On 26/09/15 12:07, A. Soroka wrote:
Ooh! Those numbers are awful.
Early days. The general purpose dataset has no features. And, of
course, a concurrent read is completely blocked - that's a major issue
for some usages.
Access performance, having update not block query, in a very reliable
implementation is a valuable thing to have. And if it is described as a
"complete temporal database", it is all a good thing. Marketing.
The storage implementation is now a self-contained thing to look at.
... seems there is no shortage of options ... google quickly got me:
http://stackoverflow.com/questions/8575723/whats-a-good-persistent-collections-framework-for-use-in-java
and there are more. Various data structures I have not heard of before.
Per your point 2, it does create a new
tree per add/remove. And PCollections’ bulk operations are just loops
over the single-element operations, so trying to accumulate data and
use a single operation will create the same number of trees.

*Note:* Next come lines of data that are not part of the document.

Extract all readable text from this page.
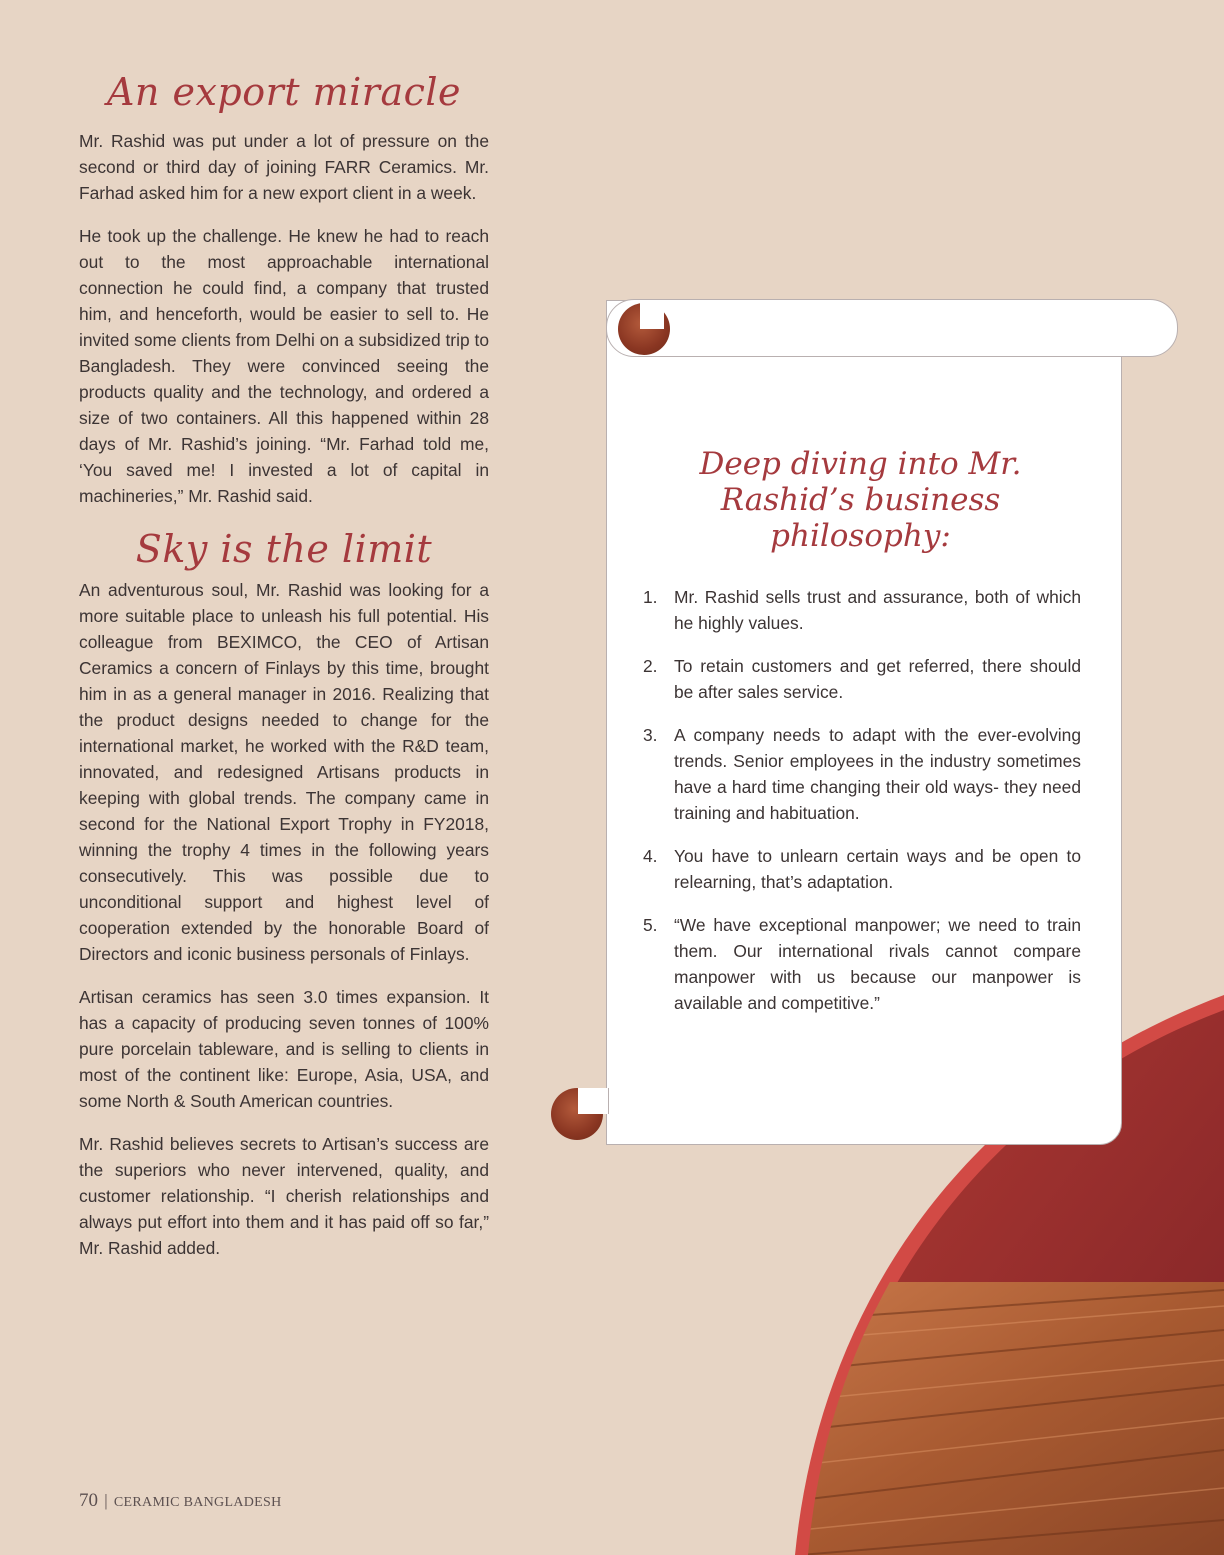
An export miracle

Mr. Rashid was put under a lot of pressure on the second or third day of joining FARR Ceramics. Mr. Farhad asked him for a new export client in a week.

He took up the challenge. He knew he had to reach out to the most approachable international connection he could find, a company that trusted him, and henceforth, would be easier to sell to. He invited some clients from Delhi on a subsidized trip to Bangladesh. They were convinced seeing the products quality and the technology, and ordered a size of two containers. All this happened within 28 days of Mr. Rashid’s joining. “Mr. Farhad told me, ‘You saved me! I invested a lot of capital in machineries,” Mr. Rashid said.

Sky is the limit

An adventurous soul, Mr. Rashid was looking for a more suitable place to unleash his full potential. His colleague from BEXIMCO, the CEO of Artisan Ceramics a concern of Finlays by this time, brought him in as a general manager in 2016. Realizing that the product designs needed to change for the international market, he worked with the R&D team, innovated, and redesigned Artisans products in keeping with global trends. The company came in second for the National Export Trophy in FY2018, winning the trophy 4 times in the following years consecutively. This was possible due to unconditional support and highest level of cooperation extended by the honorable Board of Directors and iconic business personals of Finlays.

Artisan ceramics has seen 3.0 times expansion. It has a capacity of producing seven tonnes of 100% pure porcelain tableware, and is selling to clients in most of the continent like: Europe, Asia, USA, and some North & South American countries.

Mr. Rashid believes secrets to Artisan’s success are the superiors who never intervened, quality, and customer relationship. “I cherish relationships and always put effort into them and it has paid off so far,” Mr. Rashid added.

Deep diving into Mr. Rashid’s business philosophy:
1. Mr. Rashid sells trust and assurance, both of which he highly values.
2. To retain customers and get referred, there should be after sales service.
3. A company needs to adapt with the ever-evolving trends. Senior employees in the industry sometimes have a hard time changing their old ways- they need training and habituation.
4. You have to unlearn certain ways and be open to relearning, that’s adaptation.
5. “We have exceptional manpower; we need to train them. Our international rivals cannot compare manpower with us because our manpower is available and competitive.”
70 | CERAMIC BANGLADESH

Unfortunately, PCollections does not have something like Clojure’s
transient operations [*], where under carefully-controlled conditions
a normally persistent structure can be mutated in place for celerity
of operation. I have no commitment to PCollections, and I can switch
and see what happens with Clojure and transiency. But I should first
go back over the code with a fine-toothed comb and make sure that
there isn’t a plain old mistake of some kind.
As far as the indexes, I’m not quite sure what you mean by
“triples+quads”. Do you mean a single map from graph name to three
triple-covering indexes? Something like Map<Node, TripleIndex>, with
TripleIndex having within it three covering indexes for triples in
the way that current HexIndex has within it six covering indexes for
quads?
That's one way - I meant using the supporting framework in
DatasetGraphTriplesQuads so
DatasetGraphQuads => DatasetGraphTriplesQuads
The default graph is handled separately from named graphs.

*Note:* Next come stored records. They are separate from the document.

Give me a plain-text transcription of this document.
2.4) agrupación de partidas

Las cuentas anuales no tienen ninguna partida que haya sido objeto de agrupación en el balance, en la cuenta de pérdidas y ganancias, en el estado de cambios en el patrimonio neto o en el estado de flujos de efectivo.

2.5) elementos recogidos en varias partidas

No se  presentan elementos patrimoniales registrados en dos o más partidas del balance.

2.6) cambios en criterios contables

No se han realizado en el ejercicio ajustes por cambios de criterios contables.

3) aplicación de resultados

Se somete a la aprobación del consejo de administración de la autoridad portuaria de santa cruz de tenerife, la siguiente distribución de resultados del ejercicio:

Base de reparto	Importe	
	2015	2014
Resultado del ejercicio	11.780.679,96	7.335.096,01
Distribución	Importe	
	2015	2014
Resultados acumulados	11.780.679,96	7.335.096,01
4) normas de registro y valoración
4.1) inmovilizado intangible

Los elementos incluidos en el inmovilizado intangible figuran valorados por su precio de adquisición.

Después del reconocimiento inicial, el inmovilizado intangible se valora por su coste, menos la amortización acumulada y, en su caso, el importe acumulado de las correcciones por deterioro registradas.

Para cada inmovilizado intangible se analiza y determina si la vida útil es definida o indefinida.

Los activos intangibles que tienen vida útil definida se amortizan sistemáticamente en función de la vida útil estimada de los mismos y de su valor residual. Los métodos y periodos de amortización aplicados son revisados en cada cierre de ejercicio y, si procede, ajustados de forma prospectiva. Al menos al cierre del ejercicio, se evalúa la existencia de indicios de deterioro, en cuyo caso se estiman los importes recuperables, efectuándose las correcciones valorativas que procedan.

TDB uses this - there is a triple table (dft: 3 index) and a quads table
(dft: 6 index)
Andy
--- A. Soroka The University of Virginia Library
[*] http://clojure.org/transients
On Sep 26, 2015, at 6:42 AM, Andy Seaborne <[email protected]>
wrote:
Some thoughts:
1/ If it were a triples+quads design (TripleTable, QuadTable) , not
just quads, there would be 3 indexes not 6 for triples so 2x
faster.
2/ As autocommit and txn forms are nearly the same, I guess that
every add(Quad) is causing a new pcollections tree for each index.
I don't know pcollections but is it possible to use it so a
independent tree is created only at begin(W). i.e. copy-to-root
does not happen on stuff updated already touched after begin(W).
Andy